I want you and I want you now. I want you when I’m drunk or when I’m sober, as long as it’s right now, with no long-term feelings attached. My head is spinning and I’m using you so I can feel better, for tonight. And I want you and your friend and your friend’s friend…I know the difference between love and satisfaction. And right now, I just want satisfaction. You are the 3-day old fried chicken soaked in trans fat that I emptied my wallet for with $13 because I haven’t eaten for the entire day. And I want to pretend that it feels like it’s good.
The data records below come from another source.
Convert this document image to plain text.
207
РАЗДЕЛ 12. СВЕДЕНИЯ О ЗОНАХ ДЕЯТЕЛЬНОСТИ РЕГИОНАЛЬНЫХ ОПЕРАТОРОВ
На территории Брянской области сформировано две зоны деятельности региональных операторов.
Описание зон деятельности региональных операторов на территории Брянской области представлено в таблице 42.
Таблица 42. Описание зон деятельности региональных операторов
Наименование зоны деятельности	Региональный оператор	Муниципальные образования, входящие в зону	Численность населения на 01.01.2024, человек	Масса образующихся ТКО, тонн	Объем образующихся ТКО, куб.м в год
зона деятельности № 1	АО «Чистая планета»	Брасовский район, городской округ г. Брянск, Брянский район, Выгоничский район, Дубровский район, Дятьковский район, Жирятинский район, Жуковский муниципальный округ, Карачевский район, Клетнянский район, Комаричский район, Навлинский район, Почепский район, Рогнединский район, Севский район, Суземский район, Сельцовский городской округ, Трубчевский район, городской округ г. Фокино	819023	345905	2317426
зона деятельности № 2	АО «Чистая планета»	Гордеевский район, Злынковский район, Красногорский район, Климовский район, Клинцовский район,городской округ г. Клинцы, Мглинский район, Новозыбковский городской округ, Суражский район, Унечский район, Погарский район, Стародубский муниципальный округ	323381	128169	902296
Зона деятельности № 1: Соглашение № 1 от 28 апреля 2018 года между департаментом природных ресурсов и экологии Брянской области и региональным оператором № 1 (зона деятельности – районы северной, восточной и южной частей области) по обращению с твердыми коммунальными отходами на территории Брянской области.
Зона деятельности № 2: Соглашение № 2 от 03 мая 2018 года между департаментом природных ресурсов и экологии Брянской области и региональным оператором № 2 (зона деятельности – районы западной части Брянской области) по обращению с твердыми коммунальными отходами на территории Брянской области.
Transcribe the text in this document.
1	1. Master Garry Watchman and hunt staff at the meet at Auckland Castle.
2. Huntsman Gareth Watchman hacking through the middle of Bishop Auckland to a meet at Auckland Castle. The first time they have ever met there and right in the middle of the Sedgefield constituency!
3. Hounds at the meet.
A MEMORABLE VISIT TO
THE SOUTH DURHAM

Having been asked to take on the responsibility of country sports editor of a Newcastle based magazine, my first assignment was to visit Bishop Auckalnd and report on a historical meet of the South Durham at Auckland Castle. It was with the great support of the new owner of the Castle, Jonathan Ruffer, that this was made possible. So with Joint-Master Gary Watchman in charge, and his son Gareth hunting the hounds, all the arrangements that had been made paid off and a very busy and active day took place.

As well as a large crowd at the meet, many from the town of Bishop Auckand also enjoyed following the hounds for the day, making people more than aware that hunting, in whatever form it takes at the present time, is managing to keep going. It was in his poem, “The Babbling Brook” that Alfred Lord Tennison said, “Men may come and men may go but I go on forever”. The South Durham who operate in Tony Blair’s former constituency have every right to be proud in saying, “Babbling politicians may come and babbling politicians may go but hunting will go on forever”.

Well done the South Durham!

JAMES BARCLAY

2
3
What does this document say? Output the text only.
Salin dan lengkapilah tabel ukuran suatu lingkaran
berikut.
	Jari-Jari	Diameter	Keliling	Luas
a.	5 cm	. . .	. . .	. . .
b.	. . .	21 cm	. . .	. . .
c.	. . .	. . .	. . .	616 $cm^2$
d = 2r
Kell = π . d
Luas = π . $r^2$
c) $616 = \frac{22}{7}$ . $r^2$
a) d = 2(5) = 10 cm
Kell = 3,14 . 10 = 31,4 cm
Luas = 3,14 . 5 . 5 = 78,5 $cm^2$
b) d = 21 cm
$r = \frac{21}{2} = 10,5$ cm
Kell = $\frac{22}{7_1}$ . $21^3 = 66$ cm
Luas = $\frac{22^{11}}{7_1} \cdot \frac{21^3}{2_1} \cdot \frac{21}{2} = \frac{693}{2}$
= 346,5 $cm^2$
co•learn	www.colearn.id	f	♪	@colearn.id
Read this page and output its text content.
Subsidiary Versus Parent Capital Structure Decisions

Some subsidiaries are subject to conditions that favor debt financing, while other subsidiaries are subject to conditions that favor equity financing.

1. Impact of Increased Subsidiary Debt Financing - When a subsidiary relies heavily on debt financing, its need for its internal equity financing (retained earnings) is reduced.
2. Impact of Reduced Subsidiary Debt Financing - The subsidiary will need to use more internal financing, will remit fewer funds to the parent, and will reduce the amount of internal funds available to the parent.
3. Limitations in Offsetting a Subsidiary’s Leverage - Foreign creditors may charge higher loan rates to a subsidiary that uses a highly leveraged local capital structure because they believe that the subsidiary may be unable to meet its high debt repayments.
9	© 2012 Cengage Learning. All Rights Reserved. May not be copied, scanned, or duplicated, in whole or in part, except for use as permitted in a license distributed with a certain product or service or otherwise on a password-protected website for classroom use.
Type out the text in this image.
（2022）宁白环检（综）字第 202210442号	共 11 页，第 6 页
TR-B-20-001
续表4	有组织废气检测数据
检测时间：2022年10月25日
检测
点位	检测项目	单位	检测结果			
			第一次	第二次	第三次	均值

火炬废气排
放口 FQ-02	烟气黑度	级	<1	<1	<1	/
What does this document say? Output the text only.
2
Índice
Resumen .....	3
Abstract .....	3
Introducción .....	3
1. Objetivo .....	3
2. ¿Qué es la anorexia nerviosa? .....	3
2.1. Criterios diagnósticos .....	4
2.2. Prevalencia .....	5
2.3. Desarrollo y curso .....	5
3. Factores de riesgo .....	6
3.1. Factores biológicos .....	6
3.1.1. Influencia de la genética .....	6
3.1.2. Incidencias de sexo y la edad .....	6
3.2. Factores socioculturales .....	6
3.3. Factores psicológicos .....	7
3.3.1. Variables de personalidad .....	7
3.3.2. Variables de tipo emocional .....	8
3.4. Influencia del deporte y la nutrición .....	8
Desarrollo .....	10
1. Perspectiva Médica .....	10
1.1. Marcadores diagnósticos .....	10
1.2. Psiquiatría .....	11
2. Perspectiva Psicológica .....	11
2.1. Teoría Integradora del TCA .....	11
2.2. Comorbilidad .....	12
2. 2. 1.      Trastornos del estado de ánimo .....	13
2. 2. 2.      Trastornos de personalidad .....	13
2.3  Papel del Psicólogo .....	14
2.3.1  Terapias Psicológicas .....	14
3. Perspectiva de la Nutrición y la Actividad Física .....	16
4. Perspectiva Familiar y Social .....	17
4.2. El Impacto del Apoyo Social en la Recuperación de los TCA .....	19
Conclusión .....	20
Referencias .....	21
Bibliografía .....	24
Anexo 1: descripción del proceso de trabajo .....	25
This isn’t love.
Love should be like the gentle hand of Indian summer, perfectly in season, heartwarmingly laid out on the kitchen floor, encapsulating every detail and flaw of the person you love– because suddenly, everything becomes beautiful. Each new day spent with this person becomes an experience to illustrate on a blank canvas, and strapped tightly in the backseat is you–ready to be blown away.
Jane Lai is a 19 year-old sophomore studying English Literature and Journalism at Monmouth University. Her writing interests lie primarily in intertwining classical literature with modern day ideals, although she does pounce around emotional and ambient topics once in a while. She is en route to publishing her first novel in December 2016 titles 'Saccharin,' which analyses 1960s counterculture, juxtaposing it to 2016 societal values.